Military Personnel Policy: An Untapped Modernization Opportunity
Military Personnel Policy: An Untapped Modernization Opportunity
With the creation of Army Futures Command and a concerted effort to advance its six modernization priorities, the Army has made weapons development its primary focus in fulfilling the 2018 National Defense Strategy (NDS). Supporters point to the capabilities of the near-peer adversaries on which the NDS focuses—China and Russia—and the Army’s need to reestablish technological overmatch, or superiority, in all domains. Purchasing new equipment is tangible, is measurable, increases the lethality of each Soldier and is in the comfort zone of senior Army leaders. Although there are some specific areas—missile defense, long-range precision fires and network defense—that require rapid updating, the Army remains the most lethal, best-equipped fighting force in the world. And certainly, over the past 17 years of armed conflicts, it is not the Army’s equipment that has failed to achieve overmatch.

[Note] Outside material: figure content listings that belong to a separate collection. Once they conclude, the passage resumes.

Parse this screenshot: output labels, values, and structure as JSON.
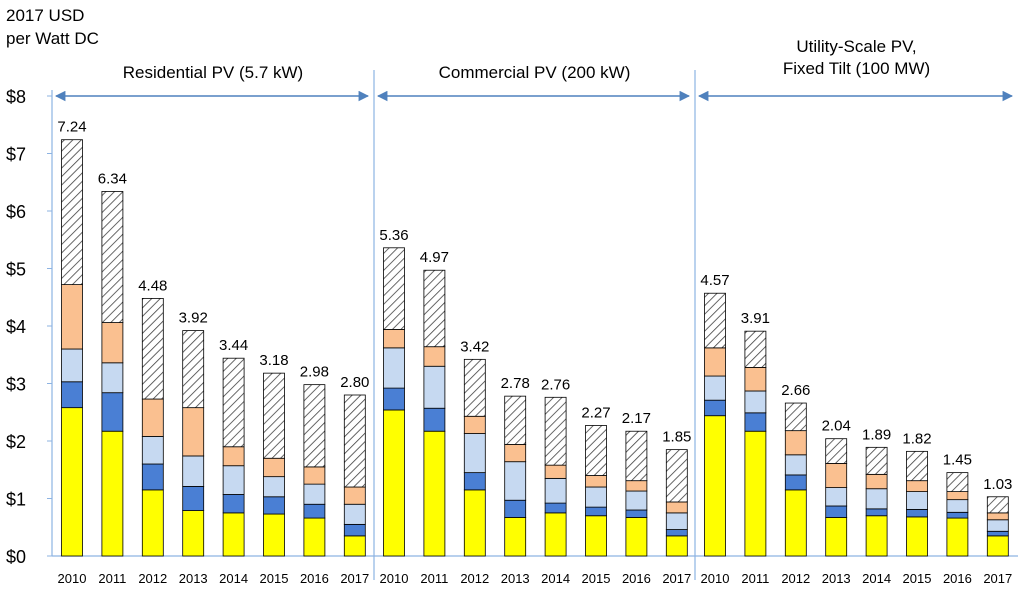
{
  "chart_data": {
    "type": "bar",
    "stacked": true,
    "ylabel": [
      "2017 USD",
      "per Watt DC"
    ],
    "ylim": [
      0,
      8
    ],
    "yticks": [
      "$0",
      "$1",
      "$2",
      "$3",
      "$4",
      "$5",
      "$6",
      "$7",
      "$8"
    ],
    "colors": {
      "yellow": "#ffff00",
      "blue": "#4a7fd4",
      "lightblue": "#c6d9f1",
      "orange": "#fac090",
      "hatch": "#ffffff",
      "axis": "#8db3e2",
      "arrow": "#4f81bd"
    },
    "groups": [
      {
        "title": "Residential PV (5.7 kW)",
        "categories": [
          "2010",
          "2011",
          "2012",
          "2013",
          "2014",
          "2015",
          "2016",
          "2017"
        ],
        "totals": [
          "7.24",
          "6.34",
          "4.48",
          "3.92",
          "3.44",
          "3.18",
          "2.98",
          "2.80"
        ],
        "stacks": [
          [
            2.58,
            0.45,
            0.57,
            1.12,
            2.52
          ],
          [
            2.17,
            0.67,
            0.52,
            0.7,
            2.28
          ],
          [
            1.15,
            0.45,
            0.48,
            0.65,
            1.75
          ],
          [
            0.79,
            0.42,
            0.53,
            0.84,
            1.34
          ],
          [
            0.75,
            0.32,
            0.5,
            0.33,
            1.54
          ],
          [
            0.73,
            0.3,
            0.35,
            0.32,
            1.48
          ],
          [
            0.66,
            0.24,
            0.35,
            0.3,
            1.43
          ],
          [
            0.35,
            0.2,
            0.35,
            0.3,
            1.6
          ]
        ]
      },
      {
        "title": "Commercial PV (200 kW)",
        "categories": [
          "2010",
          "2011",
          "2012",
          "2013",
          "2014",
          "2015",
          "2016",
          "2017"
        ],
        "totals": [
          "5.36",
          "4.97",
          "3.42",
          "2.78",
          "2.76",
          "2.27",
          "2.17",
          "1.85"
        ],
        "stacks": [
          [
            2.54,
            0.38,
            0.7,
            0.32,
            1.42
          ],
          [
            2.17,
            0.4,
            0.73,
            0.34,
            1.33
          ],
          [
            1.15,
            0.3,
            0.68,
            0.3,
            0.99
          ],
          [
            0.67,
            0.3,
            0.67,
            0.3,
            0.84
          ],
          [
            0.75,
            0.17,
            0.43,
            0.23,
            1.18
          ],
          [
            0.7,
            0.15,
            0.35,
            0.2,
            0.87
          ],
          [
            0.67,
            0.13,
            0.33,
            0.18,
            0.86
          ],
          [
            0.35,
            0.11,
            0.29,
            0.19,
            0.91
          ]
        ]
      },
      {
        "title": [
          "Utility-Scale PV,",
          "Fixed Tilt (100 MW)"
        ],
        "categories": [
          "2010",
          "2011",
          "2012",
          "2013",
          "2014",
          "2015",
          "2016",
          "2017"
        ],
        "totals": [
          "4.57",
          "3.91",
          "2.66",
          "2.04",
          "1.89",
          "1.82",
          "1.45",
          "1.03"
        ],
        "stacks": [
          [
            2.44,
            0.27,
            0.42,
            0.49,
            0.95
          ],
          [
            2.17,
            0.32,
            0.38,
            0.41,
            0.63
          ],
          [
            1.15,
            0.26,
            0.35,
            0.42,
            0.48
          ],
          [
            0.67,
            0.2,
            0.32,
            0.42,
            0.43
          ],
          [
            0.7,
            0.12,
            0.35,
            0.25,
            0.47
          ],
          [
            0.68,
            0.13,
            0.31,
            0.19,
            0.51
          ],
          [
            0.66,
            0.1,
            0.22,
            0.14,
            0.33
          ],
          [
            0.35,
            0.08,
            0.2,
            0.12,
            0.28
          ]
        ]
      }
    ]
  }
}
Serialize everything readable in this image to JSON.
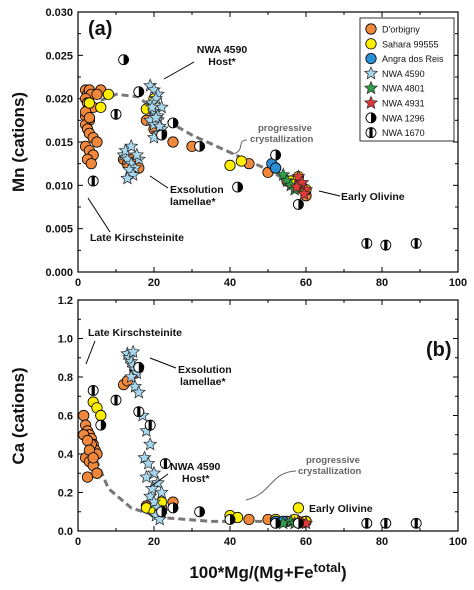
{
  "figure": {
    "x_axis_title": "100*Mg/(Mg+Fe",
    "x_axis_title_sup": "total",
    "x_axis_title_close": ")"
  },
  "colors": {
    "dorbigny": "#f0883c",
    "sahara": "#ffee00",
    "angra": "#2b8fd6",
    "nwa4590": "#a8d8f0",
    "nwa4801": "#2e9e48",
    "nwa4931": "#e23a3a",
    "trend": "#777777"
  },
  "legend": [
    {
      "label": "D'orbigny",
      "marker": "circle",
      "fill": "#f0883c"
    },
    {
      "label": "Sahara 99555",
      "marker": "circle",
      "fill": "#ffee00"
    },
    {
      "label": "Angra dos Reis",
      "marker": "circle",
      "fill": "#2b8fd6"
    },
    {
      "label": "NWA 4590",
      "marker": "star",
      "fill": "#a8d8f0"
    },
    {
      "label": "NWA 4801",
      "marker": "star",
      "fill": "#2e9e48"
    },
    {
      "label": "NWA 4931",
      "marker": "star",
      "fill": "#e23a3a"
    },
    {
      "label": "NWA 1296",
      "marker": "halfcircle",
      "fill": "#ffffff"
    },
    {
      "label": "NWA 1670",
      "marker": "barcircle",
      "fill": "#ffffff"
    }
  ],
  "chart_data": [
    {
      "type": "scatter",
      "panel": "(a)",
      "ylabel": "Mn (cations)",
      "xlim": [
        0,
        100
      ],
      "ylim": [
        0,
        0.03
      ],
      "x_ticks": [
        0,
        20,
        40,
        60,
        80,
        100
      ],
      "y_ticks": [
        "0.000",
        "0.005",
        "0.010",
        "0.015",
        "0.020",
        "0.025",
        "0.030"
      ],
      "y_tick_values": [
        0,
        0.005,
        0.01,
        0.015,
        0.02,
        0.025,
        0.03
      ],
      "annotations": {
        "host": [
          "NWA 4590",
          "Host*"
        ],
        "exsolution": [
          "Exsolution",
          "lamellae*"
        ],
        "late": [
          "Late Kirschsteinite"
        ],
        "early": [
          "Early Olivine"
        ],
        "progressive": [
          "progressive",
          "crystallization"
        ]
      },
      "series": [
        {
          "name": "D'orbigny",
          "x": [
            2,
            2.5,
            3,
            3.5,
            2,
            2.5,
            3,
            4,
            2,
            3,
            2,
            2.5,
            3,
            4,
            5,
            2,
            3,
            4,
            2.5,
            3.5,
            2,
            3,
            6,
            5,
            12,
            13,
            14,
            15,
            16,
            18,
            20,
            22,
            25,
            30,
            45,
            50,
            55,
            58,
            60
          ],
          "y": [
            0.021,
            0.0205,
            0.021,
            0.0205,
            0.02,
            0.0195,
            0.019,
            0.019,
            0.018,
            0.0175,
            0.017,
            0.0165,
            0.016,
            0.0155,
            0.015,
            0.0145,
            0.014,
            0.0135,
            0.013,
            0.0125,
            0.0185,
            0.0178,
            0.021,
            0.0205,
            0.013,
            0.0125,
            0.013,
            0.0125,
            0.012,
            0.0175,
            0.0165,
            0.016,
            0.015,
            0.0145,
            0.0125,
            0.0115,
            0.0105,
            0.0098,
            0.0088
          ]
        },
        {
          "name": "Sahara 99555",
          "x": [
            3,
            6,
            8,
            18,
            20,
            40,
            43,
            52,
            56,
            58,
            60
          ],
          "y": [
            0.0195,
            0.019,
            0.0205,
            0.0188,
            0.02,
            0.0123,
            0.0128,
            0.012,
            0.0105,
            0.011,
            0.0095
          ]
        },
        {
          "name": "Angra dos Reis",
          "x": [
            51,
            52
          ],
          "y": [
            0.0125,
            0.012
          ]
        },
        {
          "name": "NWA 4590",
          "x": [
            19,
            20,
            21,
            20.5,
            19.5,
            22,
            20,
            21,
            19,
            20,
            22,
            21,
            19.5,
            20.5,
            21.5,
            20,
            12,
            13,
            14,
            15,
            16,
            13.5,
            14.5,
            12.5,
            15.5,
            14,
            13
          ],
          "y": [
            0.0215,
            0.021,
            0.0205,
            0.02,
            0.0195,
            0.019,
            0.0185,
            0.018,
            0.0175,
            0.017,
            0.0165,
            0.016,
            0.019,
            0.0178,
            0.0168,
            0.0155,
            0.0135,
            0.013,
            0.0125,
            0.012,
            0.013,
            0.0118,
            0.0112,
            0.014,
            0.0135,
            0.0145,
            0.0108
          ]
        },
        {
          "name": "NWA 4801",
          "x": [
            54,
            55,
            56,
            57
          ],
          "y": [
            0.0112,
            0.0105,
            0.01,
            0.0095
          ]
        },
        {
          "name": "NWA 4931",
          "x": [
            58,
            59,
            60,
            57.5,
            59.5
          ],
          "y": [
            0.011,
            0.0103,
            0.0095,
            0.0098,
            0.009
          ]
        },
        {
          "name": "NWA 1296",
          "x": [
            12,
            16,
            22,
            25,
            32,
            42,
            52,
            58
          ],
          "y": [
            0.0245,
            0.0208,
            0.0158,
            0.0172,
            0.0145,
            0.0098,
            0.0135,
            0.0078
          ]
        },
        {
          "name": "NWA 1670",
          "x": [
            4,
            10,
            76,
            81,
            89
          ],
          "y": [
            0.0105,
            0.0182,
            0.0033,
            0.0031,
            0.0033
          ]
        }
      ]
    },
    {
      "type": "scatter",
      "panel": "(b)",
      "ylabel": "Ca (cations)",
      "xlim": [
        0,
        100
      ],
      "ylim": [
        0,
        1.2
      ],
      "x_ticks": [
        0,
        20,
        40,
        60,
        80,
        100
      ],
      "y_ticks": [
        "0.0",
        "0.2",
        "0.4",
        "0.6",
        "0.8",
        "1.0",
        "1.2"
      ],
      "y_tick_values": [
        0,
        0.2,
        0.4,
        0.6,
        0.8,
        1.0,
        1.2
      ],
      "annotations": {
        "late": [
          "Late Kirschsteinite"
        ],
        "exsolution": [
          "Exsolution",
          "lamellae*"
        ],
        "host": [
          "NWA 4590",
          "Host*"
        ],
        "progressive": [
          "progressive",
          "crystallization"
        ],
        "early": [
          "Early Olivine"
        ]
      },
      "series": [
        {
          "name": "D'orbigny",
          "x": [
            1.5,
            2,
            2.5,
            3,
            3.5,
            4,
            4.5,
            5,
            2,
            3,
            4,
            5,
            2.5,
            3.5,
            1.5,
            2.5,
            3,
            4,
            12,
            13,
            15,
            18,
            20,
            22,
            25,
            45,
            50,
            55,
            58,
            60
          ],
          "y": [
            0.6,
            0.55,
            0.52,
            0.5,
            0.48,
            0.45,
            0.42,
            0.4,
            0.38,
            0.36,
            0.34,
            0.3,
            0.28,
            0.45,
            0.5,
            0.47,
            0.42,
            0.38,
            0.76,
            0.78,
            0.82,
            0.13,
            0.11,
            0.12,
            0.15,
            0.06,
            0.06,
            0.05,
            0.05,
            0.05
          ]
        },
        {
          "name": "Sahara 99555",
          "x": [
            4,
            5,
            6,
            18,
            20,
            22,
            40,
            42,
            52,
            57,
            58,
            60
          ],
          "y": [
            0.67,
            0.64,
            0.6,
            0.12,
            0.1,
            0.15,
            0.08,
            0.07,
            0.06,
            0.06,
            0.12,
            0.05
          ]
        },
        {
          "name": "Angra dos Reis",
          "x": [
            52,
            54
          ],
          "y": [
            0.05,
            0.05
          ]
        },
        {
          "name": "NWA 4590",
          "x": [
            13,
            13.5,
            14,
            14.5,
            15,
            15.5,
            14,
            15,
            16,
            17,
            18,
            19,
            17.5,
            18.5,
            20,
            21,
            22,
            19,
            20,
            21,
            22,
            20.5,
            21.5,
            18,
            19.5,
            14.5
          ],
          "y": [
            0.92,
            0.9,
            0.88,
            0.86,
            0.84,
            0.82,
            0.8,
            0.75,
            0.72,
            0.6,
            0.52,
            0.45,
            0.38,
            0.35,
            0.3,
            0.25,
            0.2,
            0.18,
            0.15,
            0.12,
            0.1,
            0.08,
            0.06,
            0.28,
            0.22,
            0.93
          ]
        },
        {
          "name": "NWA 4801",
          "x": [
            54,
            56,
            57
          ],
          "y": [
            0.04,
            0.05,
            0.04
          ]
        },
        {
          "name": "NWA 4931",
          "x": [
            58,
            59,
            60
          ],
          "y": [
            0.05,
            0.04,
            0.04
          ]
        },
        {
          "name": "NWA 1296",
          "x": [
            6,
            16,
            22,
            25,
            32,
            40,
            52,
            58
          ],
          "y": [
            0.55,
            0.85,
            0.1,
            0.12,
            0.1,
            0.06,
            0.04,
            0.04
          ]
        },
        {
          "name": "NWA 1670",
          "x": [
            4,
            10,
            16,
            19,
            23,
            76,
            81,
            89
          ],
          "y": [
            0.73,
            0.68,
            0.62,
            0.55,
            0.35,
            0.04,
            0.04,
            0.04
          ]
        }
      ]
    }
  ]
}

A 2019 study on the Iraq War, published by the Army War College and requested by former Army Chief of Staff (CSA) General Raymond T. Odierno, identifies leadership failures as one of the main reasons that the Army lacked enduring success in the region. The study says, “It seems that the most successful innovators were actually inverting policy rather than operating within policy, most notably in the case of the brigade and battalion-level COIN [counterinsurgency] approaches of 2005–2006.” It also highlights that “this is a fact the Army has not really confronted, and it seems possible that the Army in the Iraq War actually tended to penalize successful leaders who challenged their commanders.”
The military’s outdated personnel management system could be one reason that the Army holds back its most successful leaders. In 2009, Casey Wardynski (now Assistant Secretary of the Army for Manpower and Reserve Affairs) and his team wrote a series of manuscripts on officer talent management that found “compelling evidence that the U.S. Army’s Officer Corps will be unequal to future demands unless substantive management changes are made.” The Army’s Office of Economic and Manpower Analysis found the Army’s personnel management system fails to effectively differentiate its officers’ performance, does not adequately prepare its officers for enterprise-level leadership roles and inhibits institutional adaptability through poor succession planning and insufficient tenure.